Production and characterization of monoclonal antibodies to (poly100)S1 protein of avian infectious bronchitis virus

Fragments within SI genes ((poly100)S1) of infectious bronchitis virus (IBV) strains ZJ971, M41 and SC021202 (SC) were subcloned into a prokaryotic expression vector and expressed in Escherichia coli. Monoclonal antibodies (mAbs) against the recombinant (poly100)S1 proteins were produced, characterized and used to analyse epitopes on the S1 subunit of IBV. Nine mAbs raising from the three (poly100)S1 proteins recognized five different epitopes of the SI subunit, designated as SI-A, B, C, D and E. Epitopes SI-C and SI-D are common for the three IBV strains, while SI-A and SI-B exist on ZJ971 and M41 strains, and SI-E was a strain-specific epitope for SC strain.

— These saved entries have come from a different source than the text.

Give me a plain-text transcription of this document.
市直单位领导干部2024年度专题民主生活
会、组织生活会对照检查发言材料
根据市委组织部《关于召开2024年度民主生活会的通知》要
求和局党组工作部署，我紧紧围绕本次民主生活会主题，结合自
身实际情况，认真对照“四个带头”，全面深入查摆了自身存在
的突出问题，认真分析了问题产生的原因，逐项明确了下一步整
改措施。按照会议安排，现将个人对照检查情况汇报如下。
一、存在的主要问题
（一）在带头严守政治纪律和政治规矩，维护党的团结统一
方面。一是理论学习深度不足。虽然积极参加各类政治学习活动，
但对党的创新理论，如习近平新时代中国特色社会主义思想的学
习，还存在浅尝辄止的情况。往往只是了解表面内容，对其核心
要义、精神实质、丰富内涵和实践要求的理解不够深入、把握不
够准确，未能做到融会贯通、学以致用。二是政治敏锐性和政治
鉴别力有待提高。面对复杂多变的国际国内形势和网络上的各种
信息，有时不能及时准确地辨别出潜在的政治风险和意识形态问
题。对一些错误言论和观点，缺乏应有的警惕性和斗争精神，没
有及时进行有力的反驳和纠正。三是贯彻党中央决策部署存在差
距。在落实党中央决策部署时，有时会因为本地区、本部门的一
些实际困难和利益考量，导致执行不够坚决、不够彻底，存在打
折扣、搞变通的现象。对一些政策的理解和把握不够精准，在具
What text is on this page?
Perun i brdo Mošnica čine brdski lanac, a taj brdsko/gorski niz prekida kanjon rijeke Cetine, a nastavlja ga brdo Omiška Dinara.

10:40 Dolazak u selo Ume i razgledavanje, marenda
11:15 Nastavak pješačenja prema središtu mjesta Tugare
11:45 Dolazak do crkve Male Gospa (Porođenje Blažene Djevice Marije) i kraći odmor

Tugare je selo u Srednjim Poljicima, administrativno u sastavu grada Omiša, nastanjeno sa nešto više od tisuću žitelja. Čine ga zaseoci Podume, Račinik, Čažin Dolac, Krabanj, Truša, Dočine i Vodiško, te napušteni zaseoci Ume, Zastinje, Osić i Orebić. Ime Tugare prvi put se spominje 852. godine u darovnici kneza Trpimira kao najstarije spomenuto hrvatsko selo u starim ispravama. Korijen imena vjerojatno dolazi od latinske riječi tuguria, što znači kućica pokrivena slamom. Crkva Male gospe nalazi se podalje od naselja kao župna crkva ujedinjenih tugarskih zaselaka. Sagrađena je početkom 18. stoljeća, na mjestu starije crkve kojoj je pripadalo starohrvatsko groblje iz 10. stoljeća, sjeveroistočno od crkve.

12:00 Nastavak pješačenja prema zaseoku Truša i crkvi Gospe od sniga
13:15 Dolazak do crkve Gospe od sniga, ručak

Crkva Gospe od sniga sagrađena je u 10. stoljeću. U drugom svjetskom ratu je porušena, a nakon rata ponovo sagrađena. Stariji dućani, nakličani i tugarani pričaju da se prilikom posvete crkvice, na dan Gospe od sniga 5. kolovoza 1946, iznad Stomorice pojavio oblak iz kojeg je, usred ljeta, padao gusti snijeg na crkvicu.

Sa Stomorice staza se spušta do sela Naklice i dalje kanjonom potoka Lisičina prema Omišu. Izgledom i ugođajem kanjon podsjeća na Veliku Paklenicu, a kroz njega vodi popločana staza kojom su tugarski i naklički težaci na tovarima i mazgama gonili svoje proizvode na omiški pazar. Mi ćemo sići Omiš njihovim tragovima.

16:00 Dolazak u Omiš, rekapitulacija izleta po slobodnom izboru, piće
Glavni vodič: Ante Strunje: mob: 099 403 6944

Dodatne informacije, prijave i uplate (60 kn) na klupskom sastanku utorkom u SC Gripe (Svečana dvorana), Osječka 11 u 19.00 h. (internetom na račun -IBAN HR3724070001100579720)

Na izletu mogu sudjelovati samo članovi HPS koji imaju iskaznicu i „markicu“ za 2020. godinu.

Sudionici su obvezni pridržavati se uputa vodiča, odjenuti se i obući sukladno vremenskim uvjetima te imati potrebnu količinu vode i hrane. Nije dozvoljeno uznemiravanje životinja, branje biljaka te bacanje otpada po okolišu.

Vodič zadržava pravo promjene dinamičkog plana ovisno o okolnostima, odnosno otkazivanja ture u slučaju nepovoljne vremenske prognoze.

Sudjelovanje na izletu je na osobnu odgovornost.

Immunocytochemistry indicated that all the mAbs to the (poly100)S1 proteins can react with the homologous S1 glycoprotein expressed in Vero cells. Moreover neutralization test demonstrated that only mAbs 6E2, 4F9 and 6G4 had neutralization activity for the homologous IBV. These mAbs to (poly100)S1 protein were potential candidates for detecting and distinguishing IBV strains, and also used to examine antigenic variation of the S1 protein.